2018 Kia Niro PHEV
This subcompact crossover helps take plug-ins mainstream.
By Cherise Threewitt, Contributor, Car-ED.com | August 2018
What is this vehicle?
The Niro is a subcompact SUV that was added to the Kia lineup for 2017. The first Niro to roll out featured a super efficient hybrid powertrain, and this year, Kia added the PHEV plug-in hybrid model to the Niro family. There isn’t anything quite like the Niro PHEV on the market right now, but it’s fair to expect that rivals might follow suit in the near future as small crossovers continue to dominate the market and automakers invest more in electric and hybrid technology. The Niro is an affordable and practical path to better efficiency.
Who is this vehicle for?
Take a look at the Niro PHEV if you want a new, modern subcompact crossover with great technology features and excellent efficiency. The Niro does have some drawbacks, namely that it is not available with all-wheel drive and that it isn’t especially fun or interesting to drive. However, if those factors don’t matter to you, the Niro PHEV could be a very good choice for a subcompact SUV or crossover. Furthermore, not all potential buyers will necessarily see a benefit from the plug-in hybrid drivetrain, because the hybrid Niro is already super efficient.
Why is this vehicle important to you, the buyer?
Plug-in hybrid vehicles are becoming more commonplace, and we can certainly expect that trend to continue. The Niro PHEV is an important addition to the market because it is a good choice for people who want a vehicle that blends in. That is to say, unlike many of the plug-in hybrid vehicles already on the market, the Kia Niro does not call attention to itself with polarizing styling or obnoxious marketing. Though the base Niro is a good choice for an efficient vehicle, the PHEV model adds 26 miles of all-electric range on a full charge.

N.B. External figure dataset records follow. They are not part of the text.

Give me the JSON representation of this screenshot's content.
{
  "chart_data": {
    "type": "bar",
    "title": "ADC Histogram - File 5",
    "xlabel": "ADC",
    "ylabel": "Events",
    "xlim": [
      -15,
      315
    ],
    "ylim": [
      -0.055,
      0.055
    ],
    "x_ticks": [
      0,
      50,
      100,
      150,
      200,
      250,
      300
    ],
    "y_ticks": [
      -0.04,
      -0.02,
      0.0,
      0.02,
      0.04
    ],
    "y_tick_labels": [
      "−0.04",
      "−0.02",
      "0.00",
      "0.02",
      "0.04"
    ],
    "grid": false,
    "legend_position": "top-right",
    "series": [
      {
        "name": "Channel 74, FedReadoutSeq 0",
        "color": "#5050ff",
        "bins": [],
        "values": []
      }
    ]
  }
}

Interesting facts about this vehicle!
The Kia Niro PHEV comes with the same powertrain as the base Niro, a 1.6-liter four-cylinder engine paired to an electric motor, good for 139 horsepower. The Niro PHEV can also travel up to 26 miles on a charge.
The Niro PHEV’s cluster has a lot going on. It provides instant feedback about your driving style (Economical, Normal, and Aggressive, with percentages for each). It also shows whether the vehicle is currently in Charge, Eco, or Power mode, which will help you learn how to drive more efficiently.
The Niro is rated for 52 mpg city and 49 mpg highway, but our real-world use fell a little short of that. Our average, over the course of a week of city and highway driving, was 45.2 mpg, even though our driving ratings were about evenly split over Economical and Normal ratings, with just 2% Aggressive over that time period.
What Impressed Us / Top Likes:
The Kia Niro’s interior is really similar to the Hyundai Kona — no surprise there, and not a bad thing. We loved the blue trim (which also made an appearance on the vehicle’s exterior) and the blue steering wheel stitching.
The acceleration is great, and it’s surprising that the vehicle is running efficiently even when you feel like you’re really pushing it hard. Despite constantly accelerating hard off the line, our “aggressive” rating ended up at only 2 percent by the end of the week.
Even though there was a lot of real-time information in the display, it was presented in a way that was easy to see and understand.
Items to Make Better (Least Favorite Things):
First, it should be mentioned that we tested the Niro immediately after spending a week with the Hyundai Kona, and while, yes, they are different vehicles, it’s almost impossible to avoid drawing comparisons. One major example is that, while the Kona feels fairly sporty, the Niro has a noticeable lack of steering feedback. It would actually feel pretty sporty if the steering was tighter. Sure, Kia probably isn’t going for sporty here, but the drivability would benefit from more responsive steering, regardless.
Though we liked the interior overall, we weren’t crazy about the off-white upholstery in our test vehicle. It was high quality and looked nice… but we can’t help but wonder how long that will last.
Segment and Competitors:
The Kia Niro PHEV competes against other affordable subcompact crossovers, though few can match the Niro’s efficiency. The Niro will face some tough competition from the upcoming Hyundai Kona EV, however. Other notable competitors include:
- Honda HR-V
- Subaru Crosstrek
- Mazda CX-3
- Toyota RAV4
- Nissan Rogue Sport
- Buick Encore
Hesitant about buying a plug-in hybrid vehicle? The Kia Niro’s best-in-class warranty coverage should help ease your mind. The Niro is backed by a a five-year/60,000-mile limited warranty and a 10-year/100,000-mile limited powertrain warranty. In addition, some of the hybrid components get a 10-year/100,000-mile warranty.
Pricing and Availability:
MSRP starts at $23,240 for the Kia Niro and $31,500 for the Kia Niro EX PHEV. The EX is a mid-tier trim level with lots of standard equipment, hence the significant jump in price between the base model and the PHEV. The Kia Niro PHEV is available now.